Main Street East facility is Strive Niagara’s 1st in Niagara’s west end
By Abby Green Grimsby Lincoln News
Friday, May 12, 2023
2 min to read
A new facility in Grimsby is striving to help families with child care.
Located at 118 Main St. E. in Grimsby, a new child-care centre by Strive Niagara marks its growth into Niagara’s west end.
The ribbon cutting for the new Margaret Jarrell Centre took place on May 11, with members of the community, and the board, in attendance.
Strive Niagara is a program that helps adolescent parents finish school. It does this by supporting the parents in any way it can, including helping them co-ordinate child care.
Tracy Belcastro, Strive Niagara’s executive director, explained that they have sites in Welland and St. Catharines, and a partnership program in Niagara Falls.
But when they saw the opportunity to expand westward, they had to take it.
“We have an EarlyON centre in Grimsby, but not licensed child care,” she said, explaining that the centre will mostly be used for working families for now, and will expand to include young families.
As of now, Belcastro said they’re already at capacity. While that could change in September as kids go back to school, Belcastro said in general Niagara needs more child-care options.
“We need more child-care spots in Niagara, for sure,” she said. “There are large wait-lists for all programs.”
The secret to Strive’s child care, she said, is that it works with whole families and not just the children.
“We pride ourselves on quality child care and building great relationships with the families,” Belcastro said. “So we don’t just look at it as the children, but we look at it holistically where we encompass the whole family. So in other words, we believe in parent engagement, so in order to support the child properly, we have to have that relationship with parents so we know what’s going on with the child.”
The new centre is named after Margaret Jarrell, Strive’s founder.
In the ’80s, Jarrell was the affirmative action employment equity co-ordinator for what was then known as the Lincoln County Board of Education. In 1989, she read a report called “Teenagers Becoming Parents: A Niagara Perspective.”
“That report said that teenage mothers were unable to access child care, so they were living alone in poverty and they were not going to finish school,” she recalled. “Their children would enter school alone, lagging already by like a year and a half in social development. And there was lots of data about women who had previously been through these circumstances, and had a very fragile relationship with the workforce, because of their low educational skill level, and so condemning the two of them to life of poverty.”
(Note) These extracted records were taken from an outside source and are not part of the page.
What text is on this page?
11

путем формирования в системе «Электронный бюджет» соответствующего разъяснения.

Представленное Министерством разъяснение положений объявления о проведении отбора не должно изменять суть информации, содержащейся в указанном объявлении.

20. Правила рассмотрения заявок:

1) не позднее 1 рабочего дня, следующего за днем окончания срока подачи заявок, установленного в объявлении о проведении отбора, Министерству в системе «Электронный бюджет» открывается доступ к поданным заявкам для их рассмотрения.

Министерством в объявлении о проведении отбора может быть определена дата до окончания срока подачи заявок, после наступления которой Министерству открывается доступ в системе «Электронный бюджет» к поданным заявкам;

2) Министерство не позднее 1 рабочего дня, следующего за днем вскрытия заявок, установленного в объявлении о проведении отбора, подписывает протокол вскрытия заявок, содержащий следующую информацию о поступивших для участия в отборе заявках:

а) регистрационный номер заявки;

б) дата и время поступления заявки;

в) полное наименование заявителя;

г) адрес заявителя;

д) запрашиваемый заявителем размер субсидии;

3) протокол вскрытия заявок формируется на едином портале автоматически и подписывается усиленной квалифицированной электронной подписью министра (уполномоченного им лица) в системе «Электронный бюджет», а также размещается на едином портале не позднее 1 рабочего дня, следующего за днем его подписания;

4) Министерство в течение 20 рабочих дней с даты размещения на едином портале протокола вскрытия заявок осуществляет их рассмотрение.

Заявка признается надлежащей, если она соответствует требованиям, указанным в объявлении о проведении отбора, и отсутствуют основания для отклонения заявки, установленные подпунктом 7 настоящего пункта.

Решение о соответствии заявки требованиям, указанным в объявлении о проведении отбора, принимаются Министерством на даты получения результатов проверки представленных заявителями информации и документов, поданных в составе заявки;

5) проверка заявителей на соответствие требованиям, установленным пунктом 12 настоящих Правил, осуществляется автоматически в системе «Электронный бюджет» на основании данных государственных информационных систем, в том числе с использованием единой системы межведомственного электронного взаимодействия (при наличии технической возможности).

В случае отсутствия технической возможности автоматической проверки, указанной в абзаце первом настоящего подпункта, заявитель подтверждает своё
With her team, Jarrell advocated to start what is now known as Strive, to assist these young mothers and break the cycle.
“People can avoid pregnancy, but if you grow up in domestic violence, if you have a role model of young parenting, then there’s lots of circumstances, and about 50 per cent of them would have grown up in very chaotic environments that made it hard to learn,” she said. “They felt they couldn’t do school, and their only option was to become a mother and they chose to be a mother without understanding the full implications of that decision.”
Over the years, Jarrell remembers seeing the women who went through Strive’s program succeed.
She recalled a 16-year-old girl who entered the program with only two high school credits. She was able to graduate high school, attend post secondary, become a professor herself, and eventually the child she had when she was a teen was given a full scholarship to university.
“I just think that people should know that if you’re feeling a little bit judgmental about the circumstances someone finds themselves in, overcome that and make yourself a better person by providing support or reaching your own hand out to help,” she said.